2025年1月に提出された司法改革委員会(JRC)の報告書によると、全64地区の下級裁判所には2,254人の裁判官が勤務している。そのうち319人の裁判官は、最高裁判所を含む様々な機関に非司法的職務で派遣されている。

残りの裁判官のうち少なくとも200人は専用の法廷を持たず、施設を共有せざるを得ず、司法機能を効果的に遂行する能力が著しく制限されている。

昨年9月、政府は全国の裁判所に232の新たな司法職を創設した。しかし、関係者は、これらの職への採用が完了すれば、法廷を増設しない限り、既存の危機はさらに悪化するだろうと警告している。

JRCの報告書によると、2023年には裁判官一人当たり年間平均667件以上の事件を処理することになる。
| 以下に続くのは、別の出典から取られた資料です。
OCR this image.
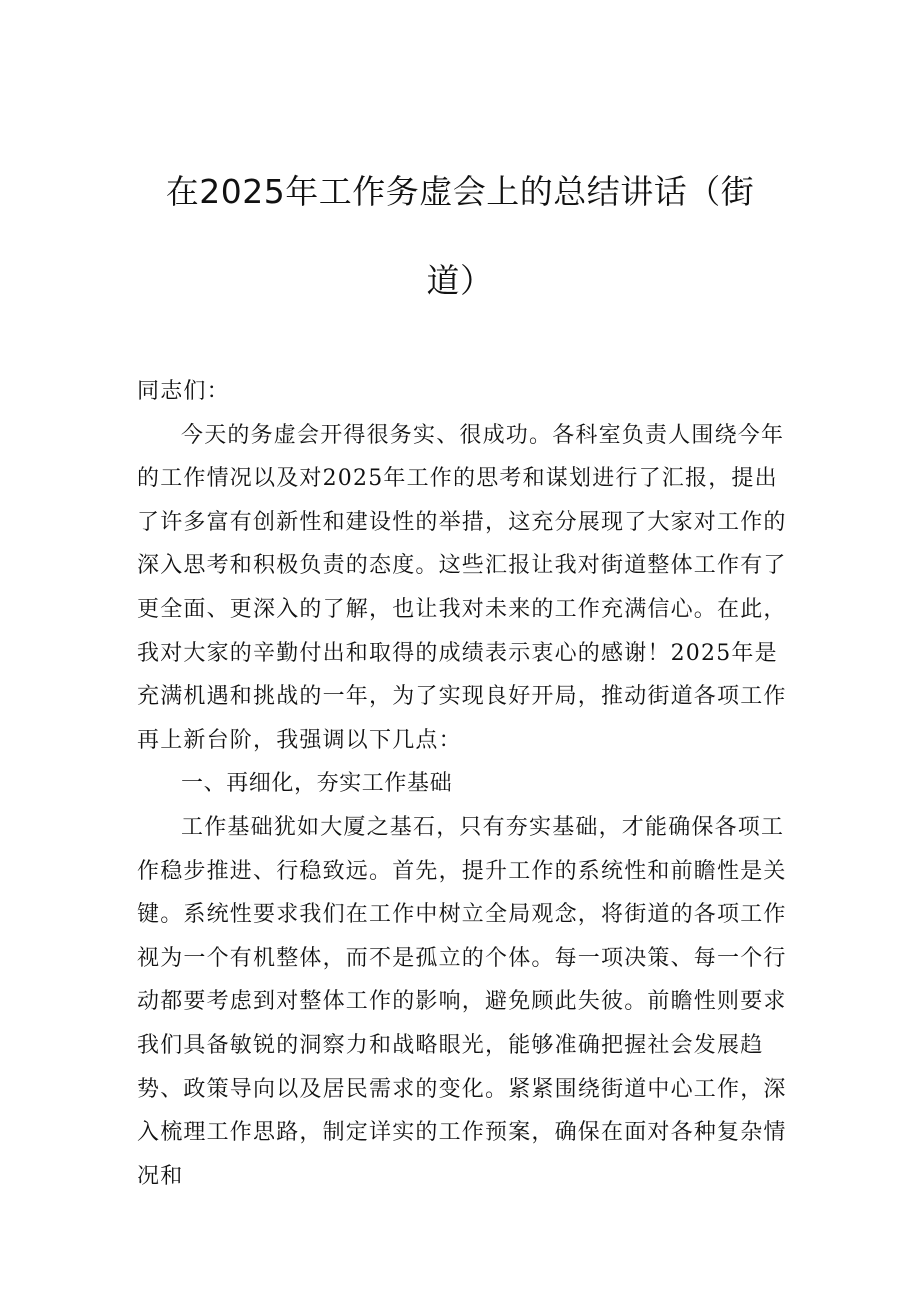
在2025年工作务虚会上的总结讲话（街
道）

同志们：

今天的务虚会开得很务实、很成功。各科室负责人围绕今年的工作情况以及对2025年工作的思考和谋划进行了汇报，提出了许多富有创新性和建设性的举措，这充分展现了大家对工作的深入思考和积极负责的态度。这些汇报让我对街道整体工作有了更全面、更深入的了解，也让我对未来的工作充满信心。在此，我对大家的辛勤付出和取得的成绩表示衷心的感谢！2025年是充满机遇和挑战的一年，为了实现良好开局，推动街道各项工作再上新台阶，我强调以下几点：

一、再细化，夯实工作基础

工作基础犹如大厦之基石，只有夯实基础，才能确保各项工作稳步推进、行稳致远。首先，提升工作的系统性和前瞻性是关键。系统性要求我们在工作中树立全局观念，将街道的各项工作视为一个有机整体，而不是孤立的个体。每一项决策、每一个行动都要考虑到对整体工作的影响，避免顾此失彼。前瞻性则要求我们具备敏锐的洞察力和战略眼光，能够准确把握社会发展趋势、政策导向以及居民需求的变化。紧紧围绕街道中心工作，深入梳理工作思路，制定详实的工作预案，确保在面对各种复杂情况和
現在法廷を持たない200人の裁判官に専用の施設が整備されれば、彼らは合計で年間13万3512件の事件を処理できる可能性がある。しかし、インフラの不足により、この潜在能力は未だ実現されていない。

2025年6月30日現在、全国の裁判所(高等裁判所および最高裁判所控訴部を含む)には合計465万件の事件が係属中である。このうち、64の管区にまたがる下級裁判所には約399万件の事件が係属中である。

司法以外の職務に従事する319人の裁判官を除くと、現在、下級裁判所の裁判官1人当たり平均2,066件の係争事件を抱えている。
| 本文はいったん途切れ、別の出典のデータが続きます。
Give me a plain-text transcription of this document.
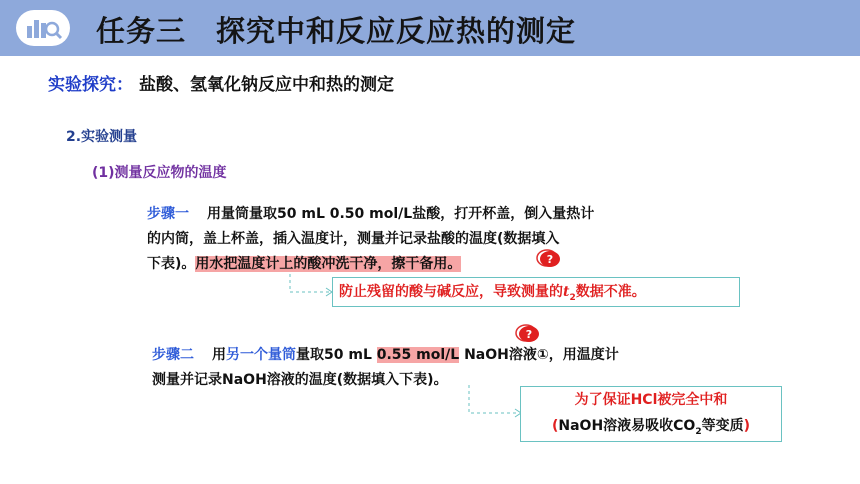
任务三　探究中和反应反应热的测定
实验探究： 盐酸、氢氧化钠反应中和热的测定
2.实验测量
(1)测量反应物的温度
步骤一 用量筒量取50 mL 0.50 mol/L盐酸，打开杯盖，倒入量热计
的内筒，盖上杯盖，插入温度计，测量并记录盐酸的温度(数据填入
下表)。用水把温度计上的酸冲洗干净，擦干备用。	?
防止残留的酸与碱反应，导致测量的$t_2$数据不准。
?
步骤二 用另一个量筒量取50 mL 0.55 mol/L NaOH溶液①，用温度计
测量并记录NaOH溶液的温度(数据填入下表)。
为了保证HCl被完全中和
(NaOH溶液易吸收$CO_2$等变质)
報告書は、下級裁判所の判事数が国の人口と訴訟件数に比べて著しく不足していると指摘した。新規訴訟が提起されない場合でも、下級裁判所が既存の未処理案件を処理するには約3年かかる。しかし、現在の訴訟提起率と処理率の推移からすると、同時期に少なくとも430万件の新規訴訟が追加されると予想される。

高等裁判所も、比較的充実したインフラ設備を備えているにもかかわらず、裁判官不足に直面している。同日時点で、控訴裁判所には37,002件、高等裁判所には616,453件の事件が係属中である。
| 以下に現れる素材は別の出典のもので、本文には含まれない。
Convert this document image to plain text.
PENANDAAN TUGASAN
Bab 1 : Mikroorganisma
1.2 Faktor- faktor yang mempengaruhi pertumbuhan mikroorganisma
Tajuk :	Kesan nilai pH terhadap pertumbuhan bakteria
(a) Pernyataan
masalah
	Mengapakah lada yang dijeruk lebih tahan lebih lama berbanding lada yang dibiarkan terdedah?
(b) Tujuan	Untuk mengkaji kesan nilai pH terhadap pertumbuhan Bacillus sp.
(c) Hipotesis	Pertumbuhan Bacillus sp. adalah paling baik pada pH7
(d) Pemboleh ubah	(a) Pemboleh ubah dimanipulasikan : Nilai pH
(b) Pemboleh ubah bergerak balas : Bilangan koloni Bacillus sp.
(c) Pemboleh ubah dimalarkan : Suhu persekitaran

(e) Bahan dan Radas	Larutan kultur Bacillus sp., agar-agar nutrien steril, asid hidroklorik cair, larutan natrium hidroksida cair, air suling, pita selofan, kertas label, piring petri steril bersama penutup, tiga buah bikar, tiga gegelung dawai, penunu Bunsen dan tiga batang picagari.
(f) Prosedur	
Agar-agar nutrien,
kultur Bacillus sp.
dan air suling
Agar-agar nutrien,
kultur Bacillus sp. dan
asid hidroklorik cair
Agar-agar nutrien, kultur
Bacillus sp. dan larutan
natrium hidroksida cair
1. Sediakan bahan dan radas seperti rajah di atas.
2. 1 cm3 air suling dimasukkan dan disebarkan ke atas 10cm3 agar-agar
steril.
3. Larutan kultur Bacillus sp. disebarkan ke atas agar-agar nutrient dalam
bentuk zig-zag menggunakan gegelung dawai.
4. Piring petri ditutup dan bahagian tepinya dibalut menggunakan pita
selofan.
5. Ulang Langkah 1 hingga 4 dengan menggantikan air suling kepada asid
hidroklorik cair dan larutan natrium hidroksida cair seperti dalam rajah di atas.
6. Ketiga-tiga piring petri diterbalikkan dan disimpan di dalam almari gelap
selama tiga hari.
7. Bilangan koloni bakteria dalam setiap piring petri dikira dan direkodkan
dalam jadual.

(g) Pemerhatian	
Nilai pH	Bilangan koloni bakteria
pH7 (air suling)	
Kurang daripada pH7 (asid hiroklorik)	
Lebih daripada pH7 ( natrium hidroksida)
現在、控訴裁判所には6人の裁判官しかおらず、高等裁判所には108人の裁判官がいます。その結果、控訴裁判所の裁判官1人当たり平均6,167件の事件を担当しているのに対し、高等裁判所の裁判官1人当たり平均5,708件の事件を担当しています。

司法制度改革委員会は、裁判官の勤務時間の有効活用を確保するため、66の地方裁判所と64の首席司法治安判事裁判所に法廷を建設するよう緊急に勧告した。報告書の発表時点で、既に130人の裁判官が法廷を共有していた。

最高裁判所書記長であり、新設された最高裁判所事務局の第一代行書記でもあるハビブール・ラーマン・シディキー氏は、この危機は長期にわたるものだとファイナンシャル・エクスプレス紙に語った。

政府に対しインフラ支援の要請が繰り返しあったものの、官僚的な対応の遅れにより迅速な解決策が見出せなかったと述べ、最高裁判所事務局を独立して設置することで、より効果的な問題解決につながると楽観的な見方を示した。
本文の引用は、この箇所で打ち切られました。